Setting Read/Write Packet Size
When the read/write packet size cannot be set on your NFS client, you can specify the default value in this field.
- Select the desired packet size from the Read packet size and Write packet size fields.
-
Click Apply.
-
Remount the share.
Note:
- After changing the read/write packet size, the shared folder must be remounted before the new settings can take effect.
- These settings only affect NFS clients who connect via UDP (User Datagram Protocol).
Kerberos Settings
Kerberos is a network authentication protocol. It allows clients and servers communicating over a non-secure network to authenticate and prove their identities to each other in a secure manner. DiskStation provides options to import an existing Kerberos key. Once imported successfully, NFS clients can use the Kerberos authentication protocol to connect to the DiskStation.
To import a Kerberos key:
- Click Kerberos Settings.
- Click the Import button.
- Choose the Kerberos key you want to import.
- Click OK.
Kerberos ID Mapping
You can map individual Kerberos principals to local DSM user accounts.

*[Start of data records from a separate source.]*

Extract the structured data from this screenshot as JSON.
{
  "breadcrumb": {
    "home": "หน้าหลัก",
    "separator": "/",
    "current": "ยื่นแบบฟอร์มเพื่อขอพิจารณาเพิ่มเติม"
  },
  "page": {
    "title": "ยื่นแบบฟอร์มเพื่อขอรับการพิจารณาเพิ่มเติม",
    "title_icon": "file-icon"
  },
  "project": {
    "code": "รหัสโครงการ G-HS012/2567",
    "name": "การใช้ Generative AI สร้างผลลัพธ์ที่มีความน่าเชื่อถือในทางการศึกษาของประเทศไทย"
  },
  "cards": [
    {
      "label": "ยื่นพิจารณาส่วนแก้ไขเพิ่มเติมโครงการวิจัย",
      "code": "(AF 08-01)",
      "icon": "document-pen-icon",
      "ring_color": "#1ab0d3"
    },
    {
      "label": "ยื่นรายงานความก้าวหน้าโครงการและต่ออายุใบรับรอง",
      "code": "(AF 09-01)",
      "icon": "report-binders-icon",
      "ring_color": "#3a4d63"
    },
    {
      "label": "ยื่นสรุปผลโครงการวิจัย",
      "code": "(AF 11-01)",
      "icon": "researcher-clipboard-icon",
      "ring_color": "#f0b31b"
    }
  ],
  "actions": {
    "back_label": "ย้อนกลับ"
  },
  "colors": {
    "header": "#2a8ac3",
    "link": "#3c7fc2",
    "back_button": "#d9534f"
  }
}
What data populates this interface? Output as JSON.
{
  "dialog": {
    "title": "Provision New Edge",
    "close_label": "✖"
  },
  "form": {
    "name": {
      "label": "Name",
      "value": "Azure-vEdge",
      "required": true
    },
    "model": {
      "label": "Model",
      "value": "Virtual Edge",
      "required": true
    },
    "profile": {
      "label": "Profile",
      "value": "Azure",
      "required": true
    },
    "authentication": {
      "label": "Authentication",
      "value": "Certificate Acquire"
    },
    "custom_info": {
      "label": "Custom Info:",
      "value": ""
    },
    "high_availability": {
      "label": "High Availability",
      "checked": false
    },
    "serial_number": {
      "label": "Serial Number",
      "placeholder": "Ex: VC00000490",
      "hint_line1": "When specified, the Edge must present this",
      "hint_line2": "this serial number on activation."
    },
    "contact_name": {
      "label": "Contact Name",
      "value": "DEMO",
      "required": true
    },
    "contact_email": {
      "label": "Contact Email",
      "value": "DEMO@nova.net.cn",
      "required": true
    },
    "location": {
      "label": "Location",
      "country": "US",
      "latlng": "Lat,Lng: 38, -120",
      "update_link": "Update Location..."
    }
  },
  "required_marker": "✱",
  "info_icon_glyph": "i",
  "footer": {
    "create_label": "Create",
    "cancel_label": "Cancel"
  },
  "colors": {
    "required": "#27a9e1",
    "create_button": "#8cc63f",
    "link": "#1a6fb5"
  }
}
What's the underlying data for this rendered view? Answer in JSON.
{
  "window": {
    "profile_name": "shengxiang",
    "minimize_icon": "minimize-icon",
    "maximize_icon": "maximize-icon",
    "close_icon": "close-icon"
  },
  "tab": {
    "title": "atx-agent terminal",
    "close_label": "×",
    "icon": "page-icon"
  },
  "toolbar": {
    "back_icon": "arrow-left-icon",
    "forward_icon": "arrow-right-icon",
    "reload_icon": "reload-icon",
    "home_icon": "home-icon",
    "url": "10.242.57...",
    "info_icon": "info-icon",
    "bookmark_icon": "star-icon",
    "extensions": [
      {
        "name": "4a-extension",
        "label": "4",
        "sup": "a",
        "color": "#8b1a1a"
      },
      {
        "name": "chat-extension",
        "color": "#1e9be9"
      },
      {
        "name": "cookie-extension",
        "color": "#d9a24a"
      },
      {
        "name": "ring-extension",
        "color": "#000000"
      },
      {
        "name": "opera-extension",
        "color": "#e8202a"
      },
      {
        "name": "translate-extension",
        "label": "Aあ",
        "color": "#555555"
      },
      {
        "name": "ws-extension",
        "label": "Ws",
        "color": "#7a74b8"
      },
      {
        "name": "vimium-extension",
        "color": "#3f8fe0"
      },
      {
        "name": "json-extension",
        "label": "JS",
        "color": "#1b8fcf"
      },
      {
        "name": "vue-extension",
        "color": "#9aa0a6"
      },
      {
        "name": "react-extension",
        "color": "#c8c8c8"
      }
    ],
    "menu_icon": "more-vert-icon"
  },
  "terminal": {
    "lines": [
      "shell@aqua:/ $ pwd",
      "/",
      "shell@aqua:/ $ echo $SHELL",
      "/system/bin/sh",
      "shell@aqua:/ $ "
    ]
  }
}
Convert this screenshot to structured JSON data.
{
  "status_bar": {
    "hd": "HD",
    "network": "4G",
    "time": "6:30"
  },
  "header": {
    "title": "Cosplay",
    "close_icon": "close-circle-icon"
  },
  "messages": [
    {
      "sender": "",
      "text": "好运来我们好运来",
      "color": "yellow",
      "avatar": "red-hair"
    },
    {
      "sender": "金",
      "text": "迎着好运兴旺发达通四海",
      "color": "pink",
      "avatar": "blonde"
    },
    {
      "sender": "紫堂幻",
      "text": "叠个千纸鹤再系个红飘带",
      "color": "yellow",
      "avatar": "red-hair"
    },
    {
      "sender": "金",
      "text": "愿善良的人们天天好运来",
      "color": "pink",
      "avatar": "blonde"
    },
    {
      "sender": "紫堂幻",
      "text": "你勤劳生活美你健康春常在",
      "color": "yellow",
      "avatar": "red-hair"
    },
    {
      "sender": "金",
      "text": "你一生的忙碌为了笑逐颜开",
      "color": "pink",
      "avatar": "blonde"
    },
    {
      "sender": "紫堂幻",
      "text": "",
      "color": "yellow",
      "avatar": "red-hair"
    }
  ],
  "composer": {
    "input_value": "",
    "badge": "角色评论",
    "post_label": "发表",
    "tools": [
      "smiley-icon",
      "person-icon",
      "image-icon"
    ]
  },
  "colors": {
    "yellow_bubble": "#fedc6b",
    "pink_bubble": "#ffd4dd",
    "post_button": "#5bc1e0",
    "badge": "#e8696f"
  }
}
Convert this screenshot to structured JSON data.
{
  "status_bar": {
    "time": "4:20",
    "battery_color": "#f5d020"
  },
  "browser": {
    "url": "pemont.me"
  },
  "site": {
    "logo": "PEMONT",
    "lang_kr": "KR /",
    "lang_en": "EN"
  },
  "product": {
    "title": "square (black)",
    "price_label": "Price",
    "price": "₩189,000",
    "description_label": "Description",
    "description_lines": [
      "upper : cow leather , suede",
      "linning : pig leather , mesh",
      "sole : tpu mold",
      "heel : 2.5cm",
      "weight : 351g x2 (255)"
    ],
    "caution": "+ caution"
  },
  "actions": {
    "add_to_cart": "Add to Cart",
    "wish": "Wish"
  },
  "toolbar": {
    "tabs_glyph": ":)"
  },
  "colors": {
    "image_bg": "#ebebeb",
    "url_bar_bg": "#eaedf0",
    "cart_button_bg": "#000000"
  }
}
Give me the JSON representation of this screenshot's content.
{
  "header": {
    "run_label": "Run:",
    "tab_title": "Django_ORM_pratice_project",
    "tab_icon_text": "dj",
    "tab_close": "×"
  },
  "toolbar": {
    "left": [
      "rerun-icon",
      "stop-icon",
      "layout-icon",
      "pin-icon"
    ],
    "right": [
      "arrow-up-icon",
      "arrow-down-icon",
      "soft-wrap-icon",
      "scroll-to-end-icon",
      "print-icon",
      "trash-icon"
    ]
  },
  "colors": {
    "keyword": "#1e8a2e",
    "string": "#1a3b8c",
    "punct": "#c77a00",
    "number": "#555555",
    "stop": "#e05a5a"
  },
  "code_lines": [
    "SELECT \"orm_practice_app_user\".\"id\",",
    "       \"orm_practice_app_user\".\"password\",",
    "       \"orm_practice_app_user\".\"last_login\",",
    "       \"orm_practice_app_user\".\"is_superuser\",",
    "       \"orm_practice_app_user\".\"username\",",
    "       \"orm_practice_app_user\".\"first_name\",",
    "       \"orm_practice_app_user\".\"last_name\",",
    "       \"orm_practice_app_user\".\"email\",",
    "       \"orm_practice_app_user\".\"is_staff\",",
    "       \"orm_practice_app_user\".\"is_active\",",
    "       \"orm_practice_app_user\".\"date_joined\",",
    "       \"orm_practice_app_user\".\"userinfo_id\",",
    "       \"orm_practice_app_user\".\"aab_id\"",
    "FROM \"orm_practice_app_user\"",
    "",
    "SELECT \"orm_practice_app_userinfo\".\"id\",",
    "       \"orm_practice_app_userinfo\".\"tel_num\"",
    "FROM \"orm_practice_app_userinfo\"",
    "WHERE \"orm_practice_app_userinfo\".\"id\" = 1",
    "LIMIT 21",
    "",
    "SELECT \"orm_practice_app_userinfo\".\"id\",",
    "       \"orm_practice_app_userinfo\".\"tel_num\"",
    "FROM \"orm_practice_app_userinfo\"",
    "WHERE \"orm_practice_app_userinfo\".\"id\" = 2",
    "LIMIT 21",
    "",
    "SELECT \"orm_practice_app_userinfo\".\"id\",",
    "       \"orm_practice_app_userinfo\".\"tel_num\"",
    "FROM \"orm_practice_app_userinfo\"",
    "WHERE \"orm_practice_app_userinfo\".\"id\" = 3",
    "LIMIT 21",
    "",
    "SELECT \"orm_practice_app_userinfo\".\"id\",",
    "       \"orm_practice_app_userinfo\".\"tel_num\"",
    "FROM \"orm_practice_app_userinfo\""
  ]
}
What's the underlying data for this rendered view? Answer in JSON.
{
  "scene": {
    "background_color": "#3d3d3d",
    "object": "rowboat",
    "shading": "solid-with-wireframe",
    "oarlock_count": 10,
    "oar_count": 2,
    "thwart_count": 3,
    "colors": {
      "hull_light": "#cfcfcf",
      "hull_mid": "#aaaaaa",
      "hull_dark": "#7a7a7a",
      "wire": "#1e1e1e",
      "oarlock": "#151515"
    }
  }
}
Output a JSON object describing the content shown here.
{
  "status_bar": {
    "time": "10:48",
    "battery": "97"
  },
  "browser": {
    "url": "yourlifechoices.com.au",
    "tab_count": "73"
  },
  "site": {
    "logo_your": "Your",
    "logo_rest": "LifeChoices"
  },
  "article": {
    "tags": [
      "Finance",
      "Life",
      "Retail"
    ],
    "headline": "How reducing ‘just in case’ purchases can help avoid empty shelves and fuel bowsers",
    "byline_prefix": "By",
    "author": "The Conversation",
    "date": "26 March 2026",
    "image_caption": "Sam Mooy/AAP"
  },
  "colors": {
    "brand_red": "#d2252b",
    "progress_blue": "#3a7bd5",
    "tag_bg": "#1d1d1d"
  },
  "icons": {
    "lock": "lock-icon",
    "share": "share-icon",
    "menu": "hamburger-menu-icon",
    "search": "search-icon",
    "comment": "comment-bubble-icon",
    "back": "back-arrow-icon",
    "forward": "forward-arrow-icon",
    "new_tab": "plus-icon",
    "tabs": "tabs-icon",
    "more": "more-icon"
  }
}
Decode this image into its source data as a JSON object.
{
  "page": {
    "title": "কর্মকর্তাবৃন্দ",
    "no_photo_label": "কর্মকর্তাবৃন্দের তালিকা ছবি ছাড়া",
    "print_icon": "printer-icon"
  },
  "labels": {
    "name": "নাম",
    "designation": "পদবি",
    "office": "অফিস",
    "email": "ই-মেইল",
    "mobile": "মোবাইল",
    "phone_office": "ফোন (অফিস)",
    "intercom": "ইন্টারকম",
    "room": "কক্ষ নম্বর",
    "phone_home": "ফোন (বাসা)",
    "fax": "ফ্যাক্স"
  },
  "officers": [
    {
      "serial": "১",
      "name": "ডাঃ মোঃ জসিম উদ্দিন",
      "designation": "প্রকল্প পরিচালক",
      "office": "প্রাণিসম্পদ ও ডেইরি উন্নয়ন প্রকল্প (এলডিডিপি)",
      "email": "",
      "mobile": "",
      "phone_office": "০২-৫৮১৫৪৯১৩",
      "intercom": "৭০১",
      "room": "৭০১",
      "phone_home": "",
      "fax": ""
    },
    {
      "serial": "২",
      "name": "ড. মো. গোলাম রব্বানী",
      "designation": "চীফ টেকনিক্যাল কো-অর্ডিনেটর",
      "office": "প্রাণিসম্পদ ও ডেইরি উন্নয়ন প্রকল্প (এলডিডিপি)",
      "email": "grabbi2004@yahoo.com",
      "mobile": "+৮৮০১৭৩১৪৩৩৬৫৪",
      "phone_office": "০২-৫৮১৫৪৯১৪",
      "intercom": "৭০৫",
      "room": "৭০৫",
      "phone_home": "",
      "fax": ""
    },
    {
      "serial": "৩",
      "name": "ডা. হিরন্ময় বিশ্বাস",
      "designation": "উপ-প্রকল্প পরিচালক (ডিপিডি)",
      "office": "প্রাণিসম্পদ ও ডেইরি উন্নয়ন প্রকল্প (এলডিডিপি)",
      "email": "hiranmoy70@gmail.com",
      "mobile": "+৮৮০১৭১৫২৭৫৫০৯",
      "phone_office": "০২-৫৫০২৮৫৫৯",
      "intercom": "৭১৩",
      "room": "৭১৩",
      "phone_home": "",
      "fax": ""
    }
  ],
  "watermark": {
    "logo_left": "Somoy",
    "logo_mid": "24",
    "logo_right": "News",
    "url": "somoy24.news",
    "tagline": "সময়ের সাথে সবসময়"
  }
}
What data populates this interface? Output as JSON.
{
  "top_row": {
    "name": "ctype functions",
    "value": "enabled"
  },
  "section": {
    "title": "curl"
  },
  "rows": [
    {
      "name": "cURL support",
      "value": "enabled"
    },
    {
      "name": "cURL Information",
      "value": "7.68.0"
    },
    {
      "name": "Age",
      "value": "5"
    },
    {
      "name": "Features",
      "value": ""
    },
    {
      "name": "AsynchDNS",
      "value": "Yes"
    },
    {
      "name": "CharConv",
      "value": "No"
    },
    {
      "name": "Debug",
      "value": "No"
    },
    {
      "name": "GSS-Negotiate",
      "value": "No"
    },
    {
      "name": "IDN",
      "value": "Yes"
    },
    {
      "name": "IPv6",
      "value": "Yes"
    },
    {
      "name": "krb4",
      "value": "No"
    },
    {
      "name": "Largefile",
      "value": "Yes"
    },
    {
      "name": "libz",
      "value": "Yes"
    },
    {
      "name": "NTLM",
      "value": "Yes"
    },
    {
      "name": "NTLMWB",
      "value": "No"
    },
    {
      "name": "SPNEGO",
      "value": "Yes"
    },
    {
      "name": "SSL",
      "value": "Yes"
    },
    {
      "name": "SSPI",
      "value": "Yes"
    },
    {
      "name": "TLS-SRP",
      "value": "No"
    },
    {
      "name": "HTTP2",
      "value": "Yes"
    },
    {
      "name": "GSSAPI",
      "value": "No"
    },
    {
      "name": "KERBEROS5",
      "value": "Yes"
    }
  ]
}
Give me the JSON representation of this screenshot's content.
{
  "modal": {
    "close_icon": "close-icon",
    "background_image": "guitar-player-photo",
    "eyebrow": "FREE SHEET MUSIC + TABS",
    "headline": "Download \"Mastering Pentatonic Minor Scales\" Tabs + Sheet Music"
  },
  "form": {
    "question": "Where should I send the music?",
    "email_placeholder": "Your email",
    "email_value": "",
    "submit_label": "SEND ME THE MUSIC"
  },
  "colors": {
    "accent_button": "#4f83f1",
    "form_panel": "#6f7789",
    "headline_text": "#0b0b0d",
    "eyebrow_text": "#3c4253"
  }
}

To map Kerberos principals and local user accounts:
- Click Kerberos Settings.
- Go to the ID Mapping tab.
- Click the Add button. Select one of the following.
- ID Mapping: Enter the Kerberos principal and the local user account to which it should be mapped.
- Suggested Mapping List: This option displays a list of suggested Kerberos principal/local user mapping options that are generated by the system.
Note:
- Kerberos is only available on models with internal hard drives.
- If you want to map an NFS client who connects through Kerberos to an existing Domain/LDAP user account, make sure you've joined the directory service. In addition, the directory server must have an attribute that includes the corresponding Kerberos principal.
- Domain User: The format for the corresponding attribute should be userPrincipalName.
- LDAP User: The format for the corresponding attribute should be GSSAuthName.
- If the user cannot be successfully mapped to a local user or domain/LDAP user, then the user shall be mapped to "guest."
- Mapped priority is as follows: Local user > Domain/LDAP user > Guest.
- If you want to modify the access permissions of NFS clients, please use Windows Access Control List (ACL). The privileges options located at Control Panel > User are not applicable for NFS clients.